Theatre folks are scared. They should be. Look at what Hollywood did to Les Miserables! Everyone had an opinion on Les Miserables. I know because everyone (including myself) made their opinions known a dozen times.
So much can go wrong with a movie musical in modern Hollywood! For instance, there’s this hat:
But modern Hollywood isn’t the problem. Hollywood has been screwing up musicals since the days of the Talkies. Long before Crowe and Jackman there was Brando and Sinatra. Could Hollywood have screwed that up more?
But hey, at least Brando and Sinatra got to do their own singing. There was a time when Hollywood wanted to make sure female vocals were consistent, so the same singer voiced several important characters so the singing voices of the stars didn’t have to be heard. They actually tricked Audrey Hepburn by recording her own vocal, filming her song performances to her vocal tracks and then replacing her vocal with Marnie Nixon’s in post production. Nixon tried to match Hepburn, but it was an impossible task. Eliza Doolittle’s lips were slightly out of sync through most of the musical numbers in the film.
Then there was the time they completely reworked the main characters and their backgrounds to fit the ethnicity of the star cast in the lead role.

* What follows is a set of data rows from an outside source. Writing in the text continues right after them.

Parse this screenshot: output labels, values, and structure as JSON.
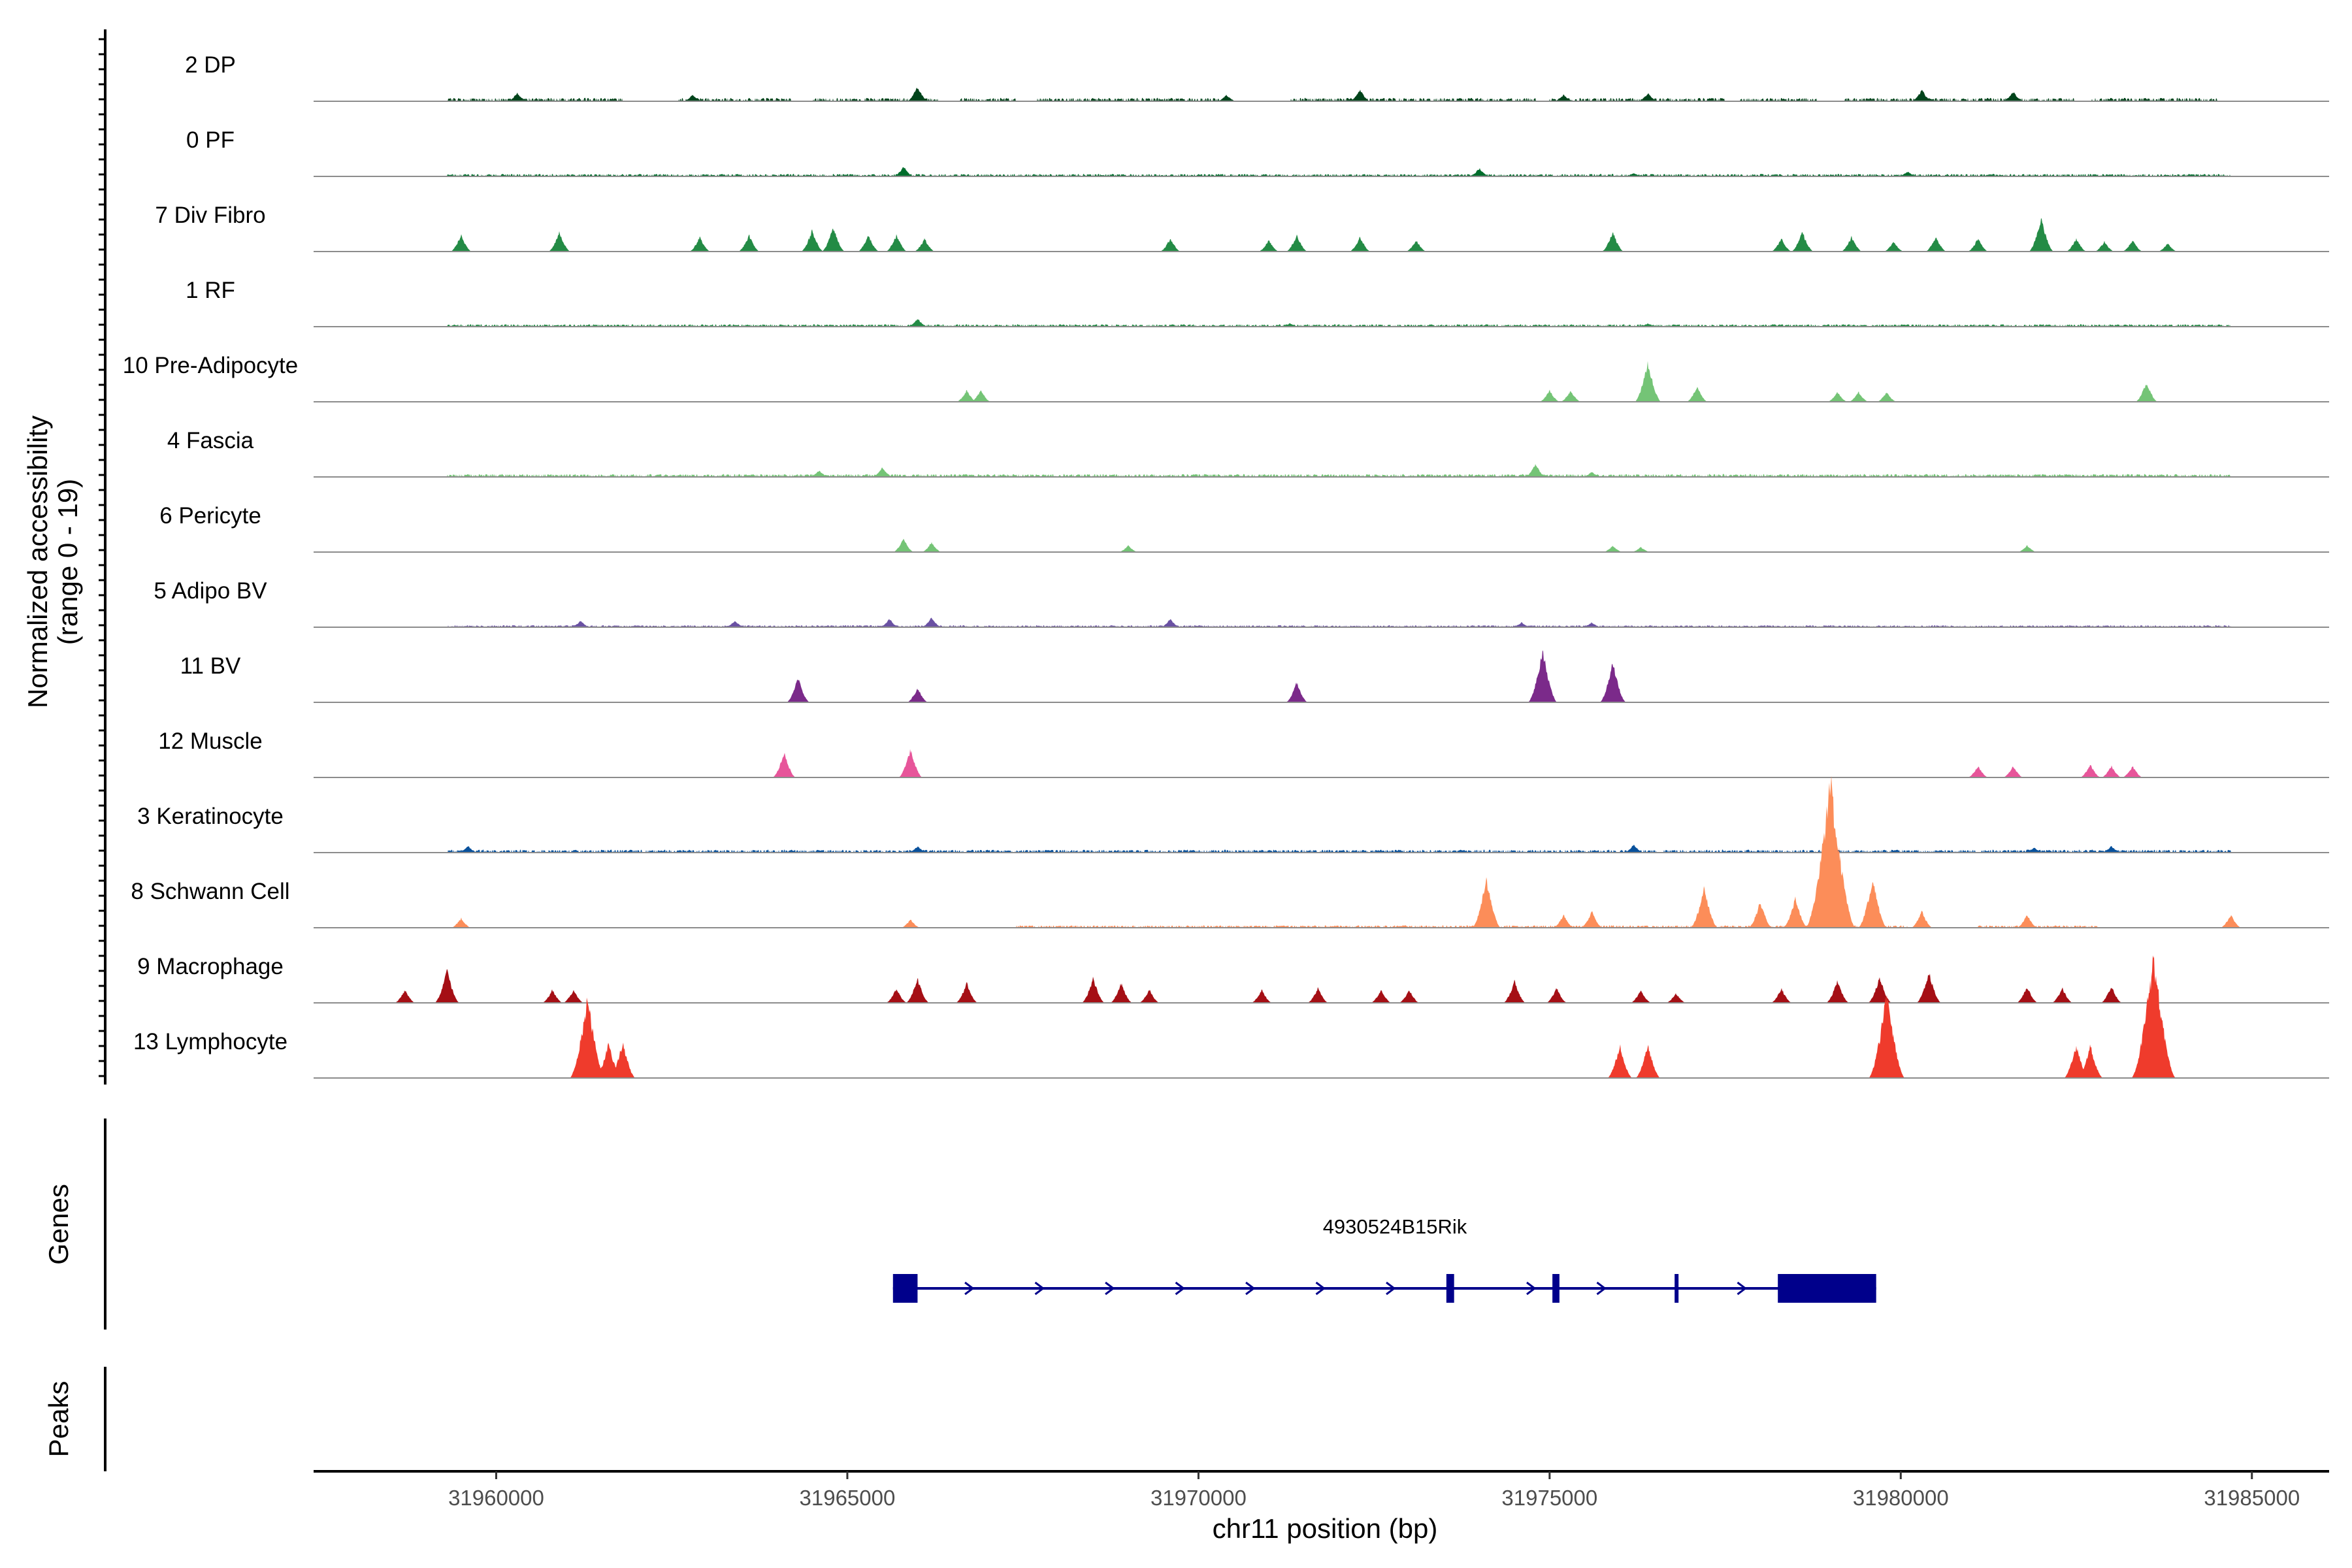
{
  "chart_data": {
    "type": "area",
    "subtype": "genome-coverage-tracks",
    "xlabel": "chr11 position (bp)",
    "ylabel": "Normalized accessibility",
    "ylabel_range": "(range 0 - 19)",
    "ylim": [
      0,
      19
    ],
    "xlim": [
      31957400,
      31986100
    ],
    "x_ticks": [
      31960000,
      31965000,
      31970000,
      31975000,
      31980000,
      31985000
    ],
    "x_tick_labels": [
      "31960000",
      "31965000",
      "31970000",
      "31975000",
      "31980000",
      "31985000"
    ],
    "genes_label": "Genes",
    "peaks_label": "Peaks",
    "series": [
      {
        "name": "2 DP",
        "color": "#00441b",
        "noise": 0.07,
        "regions": [
          [
            31959300,
            31961800
          ],
          [
            31962600,
            31964200
          ],
          [
            31964500,
            31966300
          ],
          [
            31966600,
            31967400
          ],
          [
            31967700,
            31970300
          ],
          [
            31971300,
            31974800
          ],
          [
            31975000,
            31977500
          ],
          [
            31977700,
            31978800
          ],
          [
            31979200,
            31982500
          ],
          [
            31982700,
            31984500
          ]
        ],
        "peaks": [
          [
            31960300,
            0.5
          ],
          [
            31962800,
            0.4
          ],
          [
            31966000,
            0.9
          ],
          [
            31970400,
            0.4
          ],
          [
            31972300,
            0.7
          ],
          [
            31975200,
            0.4
          ],
          [
            31976400,
            0.5
          ],
          [
            31980300,
            0.7
          ],
          [
            31981600,
            0.6
          ]
        ]
      },
      {
        "name": "0 PF",
        "color": "#006d2c",
        "noise": 0.05,
        "regions": [
          [
            31959300,
            31984700
          ]
        ],
        "peaks": [
          [
            31965800,
            0.6
          ],
          [
            31974000,
            0.5
          ],
          [
            31976200,
            0.2
          ],
          [
            31980100,
            0.3
          ]
        ]
      },
      {
        "name": "7 Div Fibro",
        "color": "#238b45",
        "noise": 0.05,
        "regions": [],
        "peaks": [
          [
            31959500,
            1.0
          ],
          [
            31960900,
            1.2
          ],
          [
            31962900,
            0.9
          ],
          [
            31963600,
            1.0
          ],
          [
            31964500,
            1.3
          ],
          [
            31964800,
            1.5
          ],
          [
            31965300,
            1.0
          ],
          [
            31965700,
            1.0
          ],
          [
            31966100,
            0.8
          ],
          [
            31969600,
            0.8
          ],
          [
            31971000,
            0.7
          ],
          [
            31971400,
            1.0
          ],
          [
            31972300,
            0.9
          ],
          [
            31973100,
            0.7
          ],
          [
            31975900,
            1.2
          ],
          [
            31978300,
            0.8
          ],
          [
            31978600,
            1.2
          ],
          [
            31979300,
            0.9
          ],
          [
            31979900,
            0.6
          ],
          [
            31980500,
            0.9
          ],
          [
            31981100,
            0.8
          ],
          [
            31982000,
            2.0
          ],
          [
            31982500,
            0.8
          ],
          [
            31982900,
            0.6
          ],
          [
            31983300,
            0.7
          ],
          [
            31983800,
            0.5
          ]
        ]
      },
      {
        "name": "1 RF",
        "color": "#238b45",
        "noise": 0.05,
        "regions": [
          [
            31959300,
            31984700
          ]
        ],
        "peaks": [
          [
            31966000,
            0.5
          ],
          [
            31971300,
            0.2
          ],
          [
            31976400,
            0.2
          ]
        ]
      },
      {
        "name": "10 Pre-Adipocyte",
        "color": "#74c476",
        "noise": 0.05,
        "regions": [],
        "peaks": [
          [
            31966700,
            0.7
          ],
          [
            31966900,
            0.7
          ],
          [
            31975000,
            0.7
          ],
          [
            31975300,
            0.7
          ],
          [
            31976400,
            2.4
          ],
          [
            31977100,
            0.9
          ],
          [
            31979100,
            0.6
          ],
          [
            31979400,
            0.6
          ],
          [
            31979800,
            0.6
          ],
          [
            31983500,
            1.2
          ]
        ]
      },
      {
        "name": "4 Fascia",
        "color": "#74c476",
        "noise": 0.06,
        "regions": [
          [
            31959300,
            31984700
          ]
        ],
        "peaks": [
          [
            31964600,
            0.4
          ],
          [
            31965500,
            0.6
          ],
          [
            31974800,
            0.8
          ],
          [
            31975600,
            0.3
          ]
        ]
      },
      {
        "name": "6 Pericyte",
        "color": "#74c476",
        "noise": 0.05,
        "regions": [],
        "peaks": [
          [
            31965800,
            0.8
          ],
          [
            31966200,
            0.6
          ],
          [
            31969000,
            0.4
          ],
          [
            31975900,
            0.4
          ],
          [
            31976300,
            0.3
          ],
          [
            31981800,
            0.4
          ]
        ]
      },
      {
        "name": "5 Adipo BV",
        "color": "#6a51a3",
        "noise": 0.04,
        "regions": [
          [
            31959300,
            31984700
          ]
        ],
        "peaks": [
          [
            31961200,
            0.4
          ],
          [
            31963400,
            0.4
          ],
          [
            31965600,
            0.5
          ],
          [
            31966200,
            0.6
          ],
          [
            31969600,
            0.5
          ],
          [
            31974600,
            0.3
          ],
          [
            31975600,
            0.3
          ]
        ]
      },
      {
        "name": "11 BV",
        "color": "#7b2a8a",
        "noise": 0.05,
        "regions": [],
        "peaks": [
          [
            31964300,
            1.5
          ],
          [
            31966000,
            0.9
          ],
          [
            31971400,
            1.2
          ],
          [
            31974900,
            3.2
          ],
          [
            31975900,
            2.4
          ]
        ]
      },
      {
        "name": "12 Muscle",
        "color": "#e7559a",
        "noise": 0.05,
        "regions": [],
        "peaks": [
          [
            31964100,
            1.5
          ],
          [
            31965900,
            1.7
          ],
          [
            31981100,
            0.7
          ],
          [
            31981600,
            0.7
          ],
          [
            31982700,
            0.8
          ],
          [
            31983000,
            0.7
          ],
          [
            31983300,
            0.7
          ]
        ]
      },
      {
        "name": "3 Keratinocyte",
        "color": "#08519c",
        "noise": 0.06,
        "regions": [
          [
            31959300,
            31984700
          ]
        ],
        "peaks": [
          [
            31959600,
            0.4
          ],
          [
            31966000,
            0.4
          ],
          [
            31976200,
            0.5
          ],
          [
            31981900,
            0.3
          ],
          [
            31983000,
            0.4
          ]
        ]
      },
      {
        "name": "8 Schwann Cell",
        "color": "#fc8d59",
        "noise": 0.05,
        "regions": [
          [
            31967400,
            31980100
          ],
          [
            31981100,
            31982800
          ]
        ],
        "peaks": [
          [
            31959500,
            0.6
          ],
          [
            31965900,
            0.5
          ],
          [
            31974100,
            3.0
          ],
          [
            31975200,
            0.8
          ],
          [
            31975600,
            1.0
          ],
          [
            31977200,
            2.5
          ],
          [
            31978000,
            1.6
          ],
          [
            31978500,
            1.8
          ],
          [
            31979000,
            9.0
          ],
          [
            31979600,
            3.0
          ],
          [
            31980300,
            1.0
          ],
          [
            31981800,
            0.8
          ],
          [
            31984700,
            0.8
          ]
        ]
      },
      {
        "name": "9 Macrophage",
        "color": "#a50f15",
        "noise": 0.05,
        "regions": [],
        "peaks": [
          [
            31958700,
            0.8
          ],
          [
            31959300,
            2.0
          ],
          [
            31960800,
            0.8
          ],
          [
            31961100,
            0.8
          ],
          [
            31965700,
            0.9
          ],
          [
            31966000,
            1.5
          ],
          [
            31966700,
            1.2
          ],
          [
            31968500,
            1.5
          ],
          [
            31968900,
            1.2
          ],
          [
            31969300,
            0.8
          ],
          [
            31970900,
            0.8
          ],
          [
            31971700,
            0.9
          ],
          [
            31972600,
            0.8
          ],
          [
            31973000,
            0.8
          ],
          [
            31974500,
            1.3
          ],
          [
            31975100,
            0.9
          ],
          [
            31976300,
            0.8
          ],
          [
            31976800,
            0.6
          ],
          [
            31978300,
            0.9
          ],
          [
            31979100,
            1.4
          ],
          [
            31979700,
            1.6
          ],
          [
            31980400,
            1.9
          ],
          [
            31981800,
            1.0
          ],
          [
            31982300,
            0.9
          ],
          [
            31983000,
            1.0
          ]
        ]
      },
      {
        "name": "13 Lymphocyte",
        "color": "#ef3b2c",
        "noise": 0.05,
        "regions": [],
        "peaks": [
          [
            31961300,
            5.0
          ],
          [
            31961600,
            2.2
          ],
          [
            31961800,
            2.2
          ],
          [
            31976000,
            2.0
          ],
          [
            31976400,
            2.0
          ],
          [
            31979800,
            5.2
          ],
          [
            31982500,
            2.0
          ],
          [
            31982700,
            2.0
          ],
          [
            31983600,
            7.5
          ]
        ]
      }
    ],
    "gene": {
      "name": "4930524B15Rik",
      "start": 31965650,
      "end": 31979650,
      "strand": "+",
      "color": "#00008b",
      "exons": [
        [
          31965650,
          31966000
        ],
        [
          31973530,
          31973640
        ],
        [
          31975040,
          31975140
        ],
        [
          31976780,
          31976820
        ],
        [
          31978250,
          31979650
        ]
      ]
    },
    "peaks_track": []
  }
}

Film makers sucked quite a bit of the vaudevillian and burlesque humor out of the film adaptation of A Funny Thing Happened On The Way To The Forum in spite of their efforts to stick with the two actors who originated the lead roles on Broadway. They downplayed the themes of domestic abuse in the film adaptation of Carousel, which drastically diminished the play’s meaning. The Wiz was twice as long as it should have been; did filmmakers really expect kids to sit still for two hours and fifteen minutes? And they cast a 34 YEAR OLD to play Dorothy (I love Diana Ross, but come on). And who thought it would be a great idea to put Burt Reynolds in The Best Little Whorehouse In Texas just because he was the biggest star in Hollywood at the time?

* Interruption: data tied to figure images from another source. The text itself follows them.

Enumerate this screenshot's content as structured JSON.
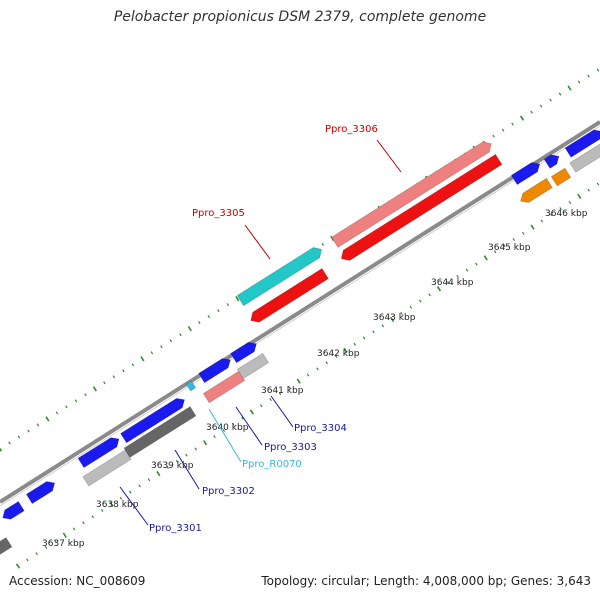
{
  "title": "Pelobacter propionicus DSM 2379, complete genome",
  "footer": {
    "accession": "Accession: NC_008609",
    "summary": "Topology: circular; Length: 4,008,000 bp; Genes: 3,643"
  },
  "colors": {
    "backbone": "#8a8a8a",
    "tick": "#2e8b2e",
    "cds_forward": "#1a1aee",
    "cds_reverse_gray": "#bbbbbb",
    "cds_dark_gray": "#666666",
    "cds_red": "#ee1111",
    "cds_pink": "#ee8080",
    "cds_cyan": "#22c8c8",
    "cds_orange": "#ee8800",
    "label_blue": "#1a1a99",
    "label_red": "#cc0000",
    "label_cyan": "#33bbdd"
  },
  "ruler": {
    "labels": [
      "3637 kbp",
      "3638 kbp",
      "3639 kbp",
      "3640 kbp",
      "3641 kbp",
      "3642 kbp",
      "3643 kbp",
      "3644 kbp",
      "3645 kbp",
      "3646 kbp"
    ]
  },
  "genes": [
    {
      "label": "Ppro_3301",
      "color": "label_blue"
    },
    {
      "label": "Ppro_3302",
      "color": "label_blue"
    },
    {
      "label": "Ppro_R0070",
      "color": "label_cyan"
    },
    {
      "label": "Ppro_3303",
      "color": "label_blue"
    },
    {
      "label": "Ppro_3304",
      "color": "label_blue"
    },
    {
      "label": "Ppro_3305",
      "color": "label_red"
    },
    {
      "label": "Ppro_3306",
      "color": "label_red"
    }
  ]
}
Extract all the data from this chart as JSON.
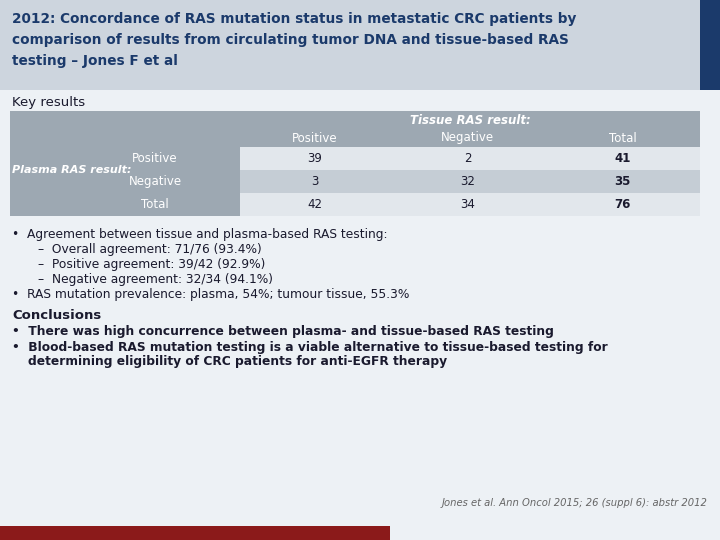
{
  "title_line1": "2012: Concordance of RAS mutation status in metastatic CRC patients by",
  "title_line2": "comparison of results from circulating tumor DNA and tissue-based RAS",
  "title_line3": "testing – Jones F et al",
  "title_bg": "#cdd5de",
  "title_stripe": "#1b3a6b",
  "section_label": "Key results",
  "table_header_span": "Tissue RAS result:",
  "table_col_headers": [
    "Positive",
    "Negative",
    "Total"
  ],
  "table_row_label_main": "Plasma RAS result:",
  "table_row_labels": [
    "Positive",
    "Negative",
    "Total"
  ],
  "table_data": [
    [
      39,
      2,
      41
    ],
    [
      3,
      32,
      35
    ],
    [
      42,
      34,
      76
    ]
  ],
  "table_bg_left": "#9da8b2",
  "table_bg_header": "#9da8b2",
  "table_bg_subheader": "#9da8b2",
  "table_bg_light": "#e2e7ec",
  "table_bg_medium": "#c5cdd5",
  "bullet_points": [
    "Agreement between tissue and plasma-based RAS testing:",
    "sub:Overall agreement: 71/76 (93.4%)",
    "sub:Positive agreement: 39/42 (92.9%)",
    "sub:Negative agreement: 32/34 (94.1%)",
    "RAS mutation prevalence: plasma, 54%; tumour tissue, 55.3%"
  ],
  "conclusions_title": "Conclusions",
  "conclusions": [
    "There was high concurrence between plasma- and tissue-based RAS testing",
    "Blood-based RAS mutation testing is a viable alternative to tissue-based testing for\ndetermining eligibility of CRC patients for anti-EGFR therapy"
  ],
  "citation": "Jones et al. Ann Oncol 2015; 26 (suppl 6): abstr 2012",
  "footer_color": "#8b1a1a",
  "bg_color": "#edf1f5",
  "text_dark": "#1a1a2e",
  "text_navy": "#1b3a6b",
  "white": "#ffffff",
  "gray_text": "#666666"
}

These movies are flawed. Some would even say these movies are disasters. A few of these truly are disasters, but all of them are treasures.
Theatre Geeks watch them again and again. We stop what we’re doing to watch them when they’re on TCM even though we have them on DVD. We think of Natalie Wood as Maria before we think of her as any other character she portrayed (except maybe Louise). The same is true with Audrey Hepburn. We think Marlon Brando mumbling “Luck Be A Lady” while pretending to dance in a Technicolor sewer is the epitome of cool (which might explain why so many of us are dorks).
The green-lighting of a stage-to-screen movie musical fills us with equal parts ecstasy and dread. We bitch about the casting choices, but deep down inside we hope everyone will be amazing. We see it while it’s in theatres (which is a luxury considering the finances of most theatre folk). We might even see it more than once just to be sure we didn’t like it, hoping we’ll change our mind after further viewings. And no matter how bad we hate the movie we kick ourselves for not yet being established enough to land a role in it.
So let’s stop worrying about Disney’s Into The Woods and let’s start lobbying for a film version of Urinetown with Jane Lynch as Pennywise. There might be talk about Will Ferrell as Lockstock. Relax; he’ll be wonderful.
And while we’re at it, let’s stop bitching about Into The Woods and use our passion to stop a greater evil– STAGE MUSICALS BASED ON BLOCKBUSTER FILMS!